The maximum annual total using the rule is $105,000. And the gifts count against your required minimum distribution.

Reminder, you have to be dealing with a Qualified Organization (one that is eligible to accept tax-deductible charitable contributions). And not all otherwise Qualified Organizations are eligible (for example, donor-advised funds and supporting organizations are not).

More Details:

  • The gift must be made directly from your IRA trustee to the charity.
  • Be sure to obtain a written receipt from the charity to substantiate your donation.
  • The Rule applies to many charities, but not all.
  • This is a Federal income tax law; check whether the your state’s income tax laws have been conformed to include the rule.
  • The rules get trickier is you contribute to your IRA during or after the year you turn 70 ½.
  • Consult your tax advisor.
  • Sexy as “tax-free” sounds, never give away money you may need.

More background for you

The IRS refers to these distributions as Qualified Charitable Distributions.

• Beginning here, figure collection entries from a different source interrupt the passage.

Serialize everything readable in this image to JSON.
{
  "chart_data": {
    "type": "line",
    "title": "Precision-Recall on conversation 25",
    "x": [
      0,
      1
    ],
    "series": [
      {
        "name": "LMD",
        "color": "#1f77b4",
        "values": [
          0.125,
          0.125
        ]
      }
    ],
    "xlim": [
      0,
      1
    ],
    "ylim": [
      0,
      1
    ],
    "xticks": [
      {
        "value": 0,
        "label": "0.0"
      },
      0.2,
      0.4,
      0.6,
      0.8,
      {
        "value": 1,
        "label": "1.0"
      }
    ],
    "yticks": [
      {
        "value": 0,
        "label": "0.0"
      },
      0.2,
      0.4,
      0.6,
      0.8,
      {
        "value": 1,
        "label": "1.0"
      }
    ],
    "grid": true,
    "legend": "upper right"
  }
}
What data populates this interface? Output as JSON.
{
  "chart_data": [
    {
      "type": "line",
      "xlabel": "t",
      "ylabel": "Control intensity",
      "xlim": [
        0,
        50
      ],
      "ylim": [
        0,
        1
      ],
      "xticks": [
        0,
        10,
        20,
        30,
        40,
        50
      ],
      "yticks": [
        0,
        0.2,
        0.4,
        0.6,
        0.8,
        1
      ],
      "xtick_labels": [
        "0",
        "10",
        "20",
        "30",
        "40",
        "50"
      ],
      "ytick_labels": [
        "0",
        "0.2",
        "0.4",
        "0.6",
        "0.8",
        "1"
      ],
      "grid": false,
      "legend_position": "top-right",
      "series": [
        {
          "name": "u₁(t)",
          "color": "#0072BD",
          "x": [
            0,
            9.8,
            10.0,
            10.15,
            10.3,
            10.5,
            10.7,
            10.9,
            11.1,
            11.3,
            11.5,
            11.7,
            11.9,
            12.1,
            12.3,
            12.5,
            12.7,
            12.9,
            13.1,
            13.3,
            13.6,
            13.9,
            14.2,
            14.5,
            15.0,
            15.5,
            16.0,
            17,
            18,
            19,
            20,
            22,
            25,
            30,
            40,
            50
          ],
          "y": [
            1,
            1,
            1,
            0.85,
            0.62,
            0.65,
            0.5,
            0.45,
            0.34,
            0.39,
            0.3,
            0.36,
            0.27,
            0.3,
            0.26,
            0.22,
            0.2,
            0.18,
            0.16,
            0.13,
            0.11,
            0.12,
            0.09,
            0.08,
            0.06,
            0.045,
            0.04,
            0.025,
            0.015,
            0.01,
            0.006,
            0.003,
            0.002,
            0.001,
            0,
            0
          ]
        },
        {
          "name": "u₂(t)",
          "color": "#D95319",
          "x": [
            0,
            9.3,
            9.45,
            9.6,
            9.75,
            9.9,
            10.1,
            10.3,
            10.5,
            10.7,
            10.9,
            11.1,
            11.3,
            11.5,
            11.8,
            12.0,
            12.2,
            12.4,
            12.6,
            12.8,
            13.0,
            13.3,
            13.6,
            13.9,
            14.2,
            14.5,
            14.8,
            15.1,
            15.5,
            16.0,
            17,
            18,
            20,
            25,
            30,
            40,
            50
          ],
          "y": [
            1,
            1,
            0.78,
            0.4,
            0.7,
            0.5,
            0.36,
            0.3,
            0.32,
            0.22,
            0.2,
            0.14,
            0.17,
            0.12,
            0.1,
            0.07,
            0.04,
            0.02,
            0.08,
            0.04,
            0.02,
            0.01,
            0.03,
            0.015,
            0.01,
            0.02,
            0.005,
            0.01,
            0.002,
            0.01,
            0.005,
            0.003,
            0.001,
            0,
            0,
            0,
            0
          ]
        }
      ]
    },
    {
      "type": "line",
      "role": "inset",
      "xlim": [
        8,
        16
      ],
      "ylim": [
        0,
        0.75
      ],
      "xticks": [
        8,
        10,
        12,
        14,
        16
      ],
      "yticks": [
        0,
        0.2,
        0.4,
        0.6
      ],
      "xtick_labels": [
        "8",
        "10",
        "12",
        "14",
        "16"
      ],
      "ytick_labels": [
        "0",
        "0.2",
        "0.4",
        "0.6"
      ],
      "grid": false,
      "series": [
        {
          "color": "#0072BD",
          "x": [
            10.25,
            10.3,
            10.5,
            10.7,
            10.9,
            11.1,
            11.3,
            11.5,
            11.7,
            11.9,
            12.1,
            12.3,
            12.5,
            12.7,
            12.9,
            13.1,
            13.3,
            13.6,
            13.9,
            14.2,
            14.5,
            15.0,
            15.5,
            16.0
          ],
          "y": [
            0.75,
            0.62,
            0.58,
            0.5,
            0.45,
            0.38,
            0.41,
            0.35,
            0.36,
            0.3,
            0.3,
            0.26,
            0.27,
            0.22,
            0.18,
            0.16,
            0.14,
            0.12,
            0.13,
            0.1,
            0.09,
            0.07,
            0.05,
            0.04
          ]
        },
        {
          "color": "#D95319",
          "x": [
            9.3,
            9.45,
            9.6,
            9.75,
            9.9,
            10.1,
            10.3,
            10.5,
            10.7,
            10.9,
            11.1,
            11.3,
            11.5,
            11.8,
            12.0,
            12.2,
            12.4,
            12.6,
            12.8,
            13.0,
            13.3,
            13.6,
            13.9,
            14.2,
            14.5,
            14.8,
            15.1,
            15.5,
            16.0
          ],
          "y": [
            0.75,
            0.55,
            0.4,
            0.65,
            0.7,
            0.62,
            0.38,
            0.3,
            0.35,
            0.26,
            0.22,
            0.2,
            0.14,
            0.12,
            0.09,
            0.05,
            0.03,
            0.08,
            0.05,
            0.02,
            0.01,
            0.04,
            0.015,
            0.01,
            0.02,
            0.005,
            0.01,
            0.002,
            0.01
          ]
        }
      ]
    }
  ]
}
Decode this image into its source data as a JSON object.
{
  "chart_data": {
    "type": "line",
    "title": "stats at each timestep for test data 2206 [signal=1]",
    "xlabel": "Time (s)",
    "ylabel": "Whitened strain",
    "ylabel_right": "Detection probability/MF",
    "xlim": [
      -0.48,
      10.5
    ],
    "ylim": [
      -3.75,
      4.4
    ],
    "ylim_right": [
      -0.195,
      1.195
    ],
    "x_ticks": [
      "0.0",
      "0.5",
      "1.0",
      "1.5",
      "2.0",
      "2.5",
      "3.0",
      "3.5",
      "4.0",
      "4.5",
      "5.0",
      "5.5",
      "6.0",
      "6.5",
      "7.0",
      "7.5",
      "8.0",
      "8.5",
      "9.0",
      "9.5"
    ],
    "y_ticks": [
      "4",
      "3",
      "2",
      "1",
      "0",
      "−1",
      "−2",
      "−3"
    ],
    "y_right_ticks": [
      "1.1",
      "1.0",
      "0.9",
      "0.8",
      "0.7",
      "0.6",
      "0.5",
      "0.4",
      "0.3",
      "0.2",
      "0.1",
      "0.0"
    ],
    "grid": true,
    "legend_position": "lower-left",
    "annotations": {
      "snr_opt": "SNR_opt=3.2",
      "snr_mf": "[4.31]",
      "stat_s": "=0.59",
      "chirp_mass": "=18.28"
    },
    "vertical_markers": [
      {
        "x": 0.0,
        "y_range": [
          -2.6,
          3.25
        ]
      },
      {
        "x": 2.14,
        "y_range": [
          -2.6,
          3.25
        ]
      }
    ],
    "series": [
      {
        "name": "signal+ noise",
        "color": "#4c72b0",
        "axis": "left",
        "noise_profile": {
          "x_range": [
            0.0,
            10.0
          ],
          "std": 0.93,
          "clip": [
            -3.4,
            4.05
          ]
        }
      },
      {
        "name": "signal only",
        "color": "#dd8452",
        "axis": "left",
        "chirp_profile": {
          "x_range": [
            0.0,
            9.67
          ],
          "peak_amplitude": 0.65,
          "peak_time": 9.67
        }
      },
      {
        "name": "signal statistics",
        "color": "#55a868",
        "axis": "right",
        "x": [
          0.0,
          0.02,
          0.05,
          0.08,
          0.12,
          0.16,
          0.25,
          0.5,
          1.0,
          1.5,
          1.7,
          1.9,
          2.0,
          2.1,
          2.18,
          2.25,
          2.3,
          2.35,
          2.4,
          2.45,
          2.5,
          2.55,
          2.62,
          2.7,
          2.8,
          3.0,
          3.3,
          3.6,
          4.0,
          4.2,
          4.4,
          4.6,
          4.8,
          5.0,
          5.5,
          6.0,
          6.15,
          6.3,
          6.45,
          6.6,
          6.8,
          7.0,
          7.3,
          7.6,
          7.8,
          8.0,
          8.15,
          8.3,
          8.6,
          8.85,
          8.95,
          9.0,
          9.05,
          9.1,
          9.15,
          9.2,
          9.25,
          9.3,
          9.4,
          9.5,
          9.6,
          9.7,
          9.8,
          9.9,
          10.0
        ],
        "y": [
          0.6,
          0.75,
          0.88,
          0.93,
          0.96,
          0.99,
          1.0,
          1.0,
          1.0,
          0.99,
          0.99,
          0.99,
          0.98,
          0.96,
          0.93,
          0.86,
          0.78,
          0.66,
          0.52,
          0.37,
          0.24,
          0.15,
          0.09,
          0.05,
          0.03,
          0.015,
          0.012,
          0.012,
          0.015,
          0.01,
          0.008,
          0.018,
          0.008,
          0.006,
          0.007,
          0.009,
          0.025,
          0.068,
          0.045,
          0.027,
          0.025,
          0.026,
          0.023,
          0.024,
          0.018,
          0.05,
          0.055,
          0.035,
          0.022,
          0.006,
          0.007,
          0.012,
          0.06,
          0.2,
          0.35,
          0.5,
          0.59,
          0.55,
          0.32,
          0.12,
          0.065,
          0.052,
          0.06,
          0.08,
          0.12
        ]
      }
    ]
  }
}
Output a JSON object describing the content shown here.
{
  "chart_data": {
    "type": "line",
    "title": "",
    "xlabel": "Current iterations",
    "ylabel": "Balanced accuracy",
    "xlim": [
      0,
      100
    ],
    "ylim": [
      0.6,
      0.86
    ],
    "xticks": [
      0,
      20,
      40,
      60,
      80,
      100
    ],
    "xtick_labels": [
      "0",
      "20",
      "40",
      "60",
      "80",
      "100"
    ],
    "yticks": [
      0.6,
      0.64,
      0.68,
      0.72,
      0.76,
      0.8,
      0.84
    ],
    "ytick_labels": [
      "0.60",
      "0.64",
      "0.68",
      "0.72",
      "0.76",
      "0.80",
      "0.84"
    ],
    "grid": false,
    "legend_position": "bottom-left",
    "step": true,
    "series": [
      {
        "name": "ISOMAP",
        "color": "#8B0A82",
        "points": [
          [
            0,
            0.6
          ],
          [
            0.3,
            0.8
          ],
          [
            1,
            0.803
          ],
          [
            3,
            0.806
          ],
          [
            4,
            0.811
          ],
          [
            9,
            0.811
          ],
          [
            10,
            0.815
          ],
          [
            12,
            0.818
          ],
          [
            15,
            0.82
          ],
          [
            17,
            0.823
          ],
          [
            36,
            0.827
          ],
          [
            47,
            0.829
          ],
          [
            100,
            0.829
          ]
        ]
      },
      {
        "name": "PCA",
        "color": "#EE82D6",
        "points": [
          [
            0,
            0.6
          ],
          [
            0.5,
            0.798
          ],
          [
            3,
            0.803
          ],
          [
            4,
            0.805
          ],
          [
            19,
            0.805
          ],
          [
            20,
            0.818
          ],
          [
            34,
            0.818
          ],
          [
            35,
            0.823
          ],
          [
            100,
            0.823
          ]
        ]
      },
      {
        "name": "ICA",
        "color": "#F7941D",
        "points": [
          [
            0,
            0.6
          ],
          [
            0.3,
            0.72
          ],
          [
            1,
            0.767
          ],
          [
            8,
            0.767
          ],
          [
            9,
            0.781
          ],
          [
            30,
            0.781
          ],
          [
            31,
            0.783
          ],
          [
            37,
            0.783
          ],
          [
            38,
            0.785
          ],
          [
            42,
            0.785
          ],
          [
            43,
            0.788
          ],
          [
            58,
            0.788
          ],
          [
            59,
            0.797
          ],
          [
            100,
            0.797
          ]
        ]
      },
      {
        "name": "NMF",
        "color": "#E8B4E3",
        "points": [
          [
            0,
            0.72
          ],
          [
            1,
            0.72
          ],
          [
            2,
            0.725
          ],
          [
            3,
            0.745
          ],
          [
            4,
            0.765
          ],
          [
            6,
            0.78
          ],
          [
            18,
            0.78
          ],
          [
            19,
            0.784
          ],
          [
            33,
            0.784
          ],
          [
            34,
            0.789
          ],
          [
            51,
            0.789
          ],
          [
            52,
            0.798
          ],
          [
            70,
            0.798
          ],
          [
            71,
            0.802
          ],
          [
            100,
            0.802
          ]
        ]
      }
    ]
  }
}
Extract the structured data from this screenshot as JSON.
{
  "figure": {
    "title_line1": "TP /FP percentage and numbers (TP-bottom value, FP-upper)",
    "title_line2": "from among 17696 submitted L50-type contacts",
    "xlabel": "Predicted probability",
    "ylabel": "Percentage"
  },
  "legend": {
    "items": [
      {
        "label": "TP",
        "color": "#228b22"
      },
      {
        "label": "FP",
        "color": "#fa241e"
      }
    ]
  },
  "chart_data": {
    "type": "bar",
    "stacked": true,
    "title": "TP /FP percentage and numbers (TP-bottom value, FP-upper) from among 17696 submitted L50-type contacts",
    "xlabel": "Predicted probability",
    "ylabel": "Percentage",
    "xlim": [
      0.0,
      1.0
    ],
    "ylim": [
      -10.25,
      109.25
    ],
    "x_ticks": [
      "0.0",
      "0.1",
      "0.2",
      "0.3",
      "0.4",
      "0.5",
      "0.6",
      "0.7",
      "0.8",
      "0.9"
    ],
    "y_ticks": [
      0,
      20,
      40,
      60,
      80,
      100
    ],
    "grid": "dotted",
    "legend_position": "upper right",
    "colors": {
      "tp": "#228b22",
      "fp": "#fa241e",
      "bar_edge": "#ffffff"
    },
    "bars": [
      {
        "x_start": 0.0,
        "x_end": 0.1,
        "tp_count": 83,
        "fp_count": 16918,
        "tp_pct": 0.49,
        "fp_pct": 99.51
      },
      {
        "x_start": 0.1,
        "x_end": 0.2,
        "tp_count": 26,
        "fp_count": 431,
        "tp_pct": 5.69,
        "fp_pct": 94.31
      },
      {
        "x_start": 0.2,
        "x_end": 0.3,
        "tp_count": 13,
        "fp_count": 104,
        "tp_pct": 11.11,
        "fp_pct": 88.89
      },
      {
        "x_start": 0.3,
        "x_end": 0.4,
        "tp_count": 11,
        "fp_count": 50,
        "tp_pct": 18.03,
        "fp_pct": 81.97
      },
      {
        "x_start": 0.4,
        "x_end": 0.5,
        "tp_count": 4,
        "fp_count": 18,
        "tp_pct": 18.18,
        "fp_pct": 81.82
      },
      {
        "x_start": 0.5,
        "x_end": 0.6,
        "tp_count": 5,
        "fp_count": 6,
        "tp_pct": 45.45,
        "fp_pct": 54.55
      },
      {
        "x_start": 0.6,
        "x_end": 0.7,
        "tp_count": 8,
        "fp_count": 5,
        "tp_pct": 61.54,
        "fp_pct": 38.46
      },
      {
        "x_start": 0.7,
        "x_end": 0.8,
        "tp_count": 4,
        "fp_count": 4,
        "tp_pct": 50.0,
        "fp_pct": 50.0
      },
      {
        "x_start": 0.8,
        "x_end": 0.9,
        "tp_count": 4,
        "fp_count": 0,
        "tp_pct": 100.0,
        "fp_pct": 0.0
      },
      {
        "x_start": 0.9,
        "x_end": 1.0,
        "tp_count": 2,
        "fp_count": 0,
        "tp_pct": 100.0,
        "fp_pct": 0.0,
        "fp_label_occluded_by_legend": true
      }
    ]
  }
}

Here’s a bit of what IRS Publication 590-B has to say. Note I’m quoting the 2023 version, where the amount shown is $100,000. Expect the 2024 version to show $105,000.

Qualified charitable distributions (QCDs). A QCD is generally a nontaxable distribution made directly by the trustee of your IRA (other than a SEP or SIMPLE IRA) to an organization eligible to receive tax-deductible contributions. You must be at least age 70 ½ when the distribution was made. Also, you must have the same type of acknowledgment of your contribution that you would need to claim a deduction for a charitable contribution. See Substantiation Requirements in Pub. 526.

The maximum annual exclusion for QCDs is $100,000. Any QCD in excess of the $100,000 exclusion limit is included in income as any other distribution. If you file a joint return, your spouse can also have a QCD and exclude up to $100,000. The amount of the QCD is limited to the amount of the distribution that would otherwise be included in income. If your IRA includes nondeductible contributions, the distribution is first considered to be paid out of otherwise taxable income.